Le républicain est revenu à la charge lundi pendant un échange avec des journalistes dans le Bureau Ovale, en estimant que ce serait une "très bonne idée".

Ce n'est pas la première fois que Donald Trump, confronté à un obstacle de politique étrangère, lance ainsi une suggestion surprenante ou menaçante d'annexion d'un territoire étranger.

Depuis son retour au pouvoir, il a menacé de faire du Canada le "51e" Etat américain, de s'emparer du Groenland et même évoqué une prise de contrôle de la bande de Gaza, sans passer à l'acte.

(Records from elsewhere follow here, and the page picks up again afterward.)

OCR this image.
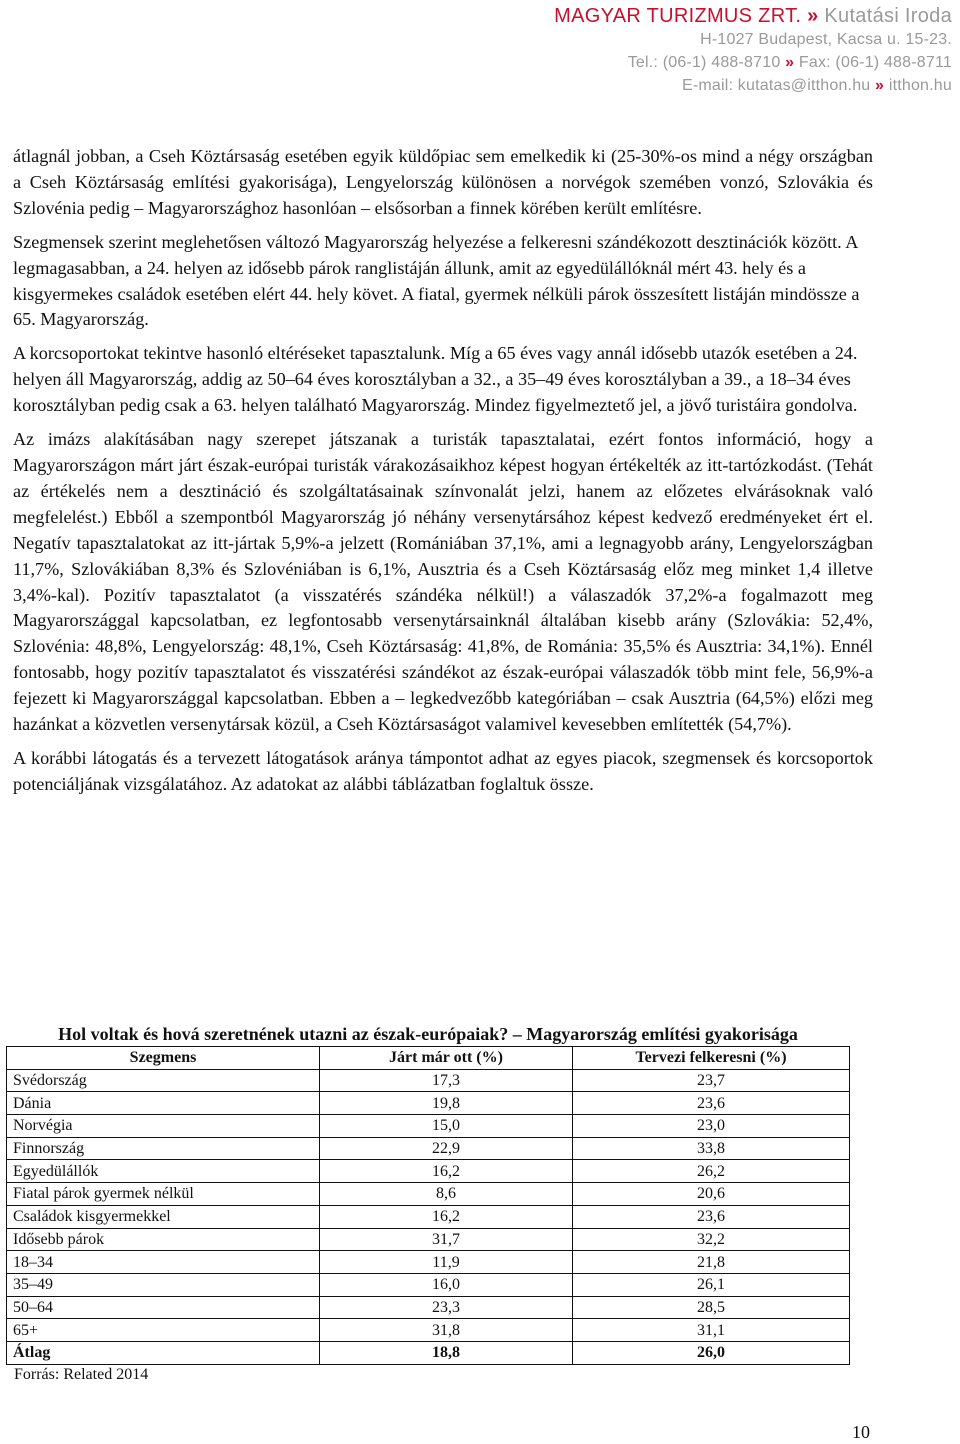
MAGYAR TURIZMUS ZRT. » Kutatási Iroda
H-1027 Budapest, Kacsa u. 15-23.
Tel.: (06-1) 488-8710 » Fax: (06-1) 488-8711
E-mail: kutatas@itthon.hu » itthon.hu

átlagnál jobban, a Cseh Köztársaság esetében egyik küldőpiac sem emelkedik ki (25-30%-os mind a négy országban a Cseh Köztársaság említési gyakorisága), Lengyelország különösen a norvégok szemében vonzó, Szlovákia és Szlovénia pedig – Magyarországhoz hasonlóan – elsősorban a finnek körében került említésre.

Szegmensek szerint meglehetősen változó Magyarország helyezése a felkeresni szándékozott desztinációk között. A legmagasabban, a 24. helyen az idősebb párok ranglistáján állunk, amit az egyedülállóknál mért 43. hely és a kisgyermekes családok esetében elért 44. hely követ. A fiatal, gyermek nélküli párok összesített listáján mindössze a 65. Magyarország.

A korcsoportokat tekintve hasonló eltéréseket tapasztalunk. Míg a 65 éves vagy annál idősebb utazók esetében a 24. helyen áll Magyarország, addig az 50‒64 éves korosztályban a 32., a 35‒49 éves korosztályban a 39., a 18‒34 éves korosztályban pedig csak a 63. helyen található Magyarország. Mindez figyelmeztető jel, a jövő turistáira gondolva.

Az imázs alakításában nagy szerepet játszanak a turisták tapasztalatai, ezért fontos információ, hogy a Magyarországon márt járt észak-európai turisták várakozásaikhoz képest hogyan értékelték az itt-tartózkodást. (Tehát az értékelés nem a desztináció és szolgáltatásainak színvonalát jelzi, hanem az előzetes elvárásoknak való megfelelést.) Ebből a szempontból Magyarország jó néhány versenytársához képest kedvező eredményeket ért el. Negatív tapasztalatokat az itt-jártak 5,9%-a jelzett (Romániában 37,1%, ami a legnagyobb arány, Lengyelországban 11,7%, Szlovákiában 8,3% és Szlovéniában is 6,1%, Ausztria és a Cseh Köztársaság előz meg minket 1,4 illetve 3,4%-kal). Pozitív tapasztalatot (a visszatérés szándéka nélkül!) a válaszadók 37,2%-a fogalmazott meg Magyarországgal kapcsolatban, ez legfontosabb versenytársainknál általában kisebb arány (Szlovákia: 52,4%, Szlovénia: 48,8%, Lengyelország: 48,1%, Cseh Köztársaság: 41,8%, de Románia: 35,5% és Ausztria: 34,1%). Ennél fontosabb, hogy pozitív tapasztalatot és visszatérési szándékot az észak-európai válaszadók több mint fele, 56,9%-a fejezett ki Magyarországgal kapcsolatban. Ebben a – legkedvezőbb kategóriában – csak Ausztria (64,5%) előzi meg hazánkat a közvetlen versenytársak közül, a Cseh Köztársaságot valamivel kevesebben említették (54,7%).

A korábbi látogatás és a tervezett látogatások aránya támpontot adhat az egyes piacok, szegmensek és korcsoportok potenciáljának vizsgálatához. Az adatokat az alábbi táblázatban foglaltuk össze.

Hol voltak és hová szeretnének utazni az észak-európaiak? – Magyarország említési gyakorisága
Szegmens	Járt már ott (%)	Tervezi felkeresni (%)
Svédország	17,3	23,7
Dánia	19,8	23,6
Norvégia	15,0	23,0
Finnország	22,9	33,8
Egyedülállók	16,2	26,2
Fiatal párok gyermek nélkül	8,6	20,6
Családok kisgyermekkel	16,2	23,6
Idősebb párok	31,7	32,2
18‒34	11,9	21,8
35‒49	16,0	26,1
50‒64	23,3	28,5
65+	31,8	31,1
Átlag	18,8	26,0
Forrás: Related 2014
10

Sa suggestion concernant Ormuz intervient alors qu'une issue pacifique au conflit entre l'Iran et les Etats-Unis semble plus lointaine que jamais.

Il y a soixante jours, les deux belligérants avaient signé à grand bruit un protocole d'accord censé déboucher sur un règlement durable, mais qui n'a rien donné.

Washington et Téhéran posent des conditions a priori irréconciliables à la réouverture du détroit, passage névralgique pour le commerce mondial de pétrole.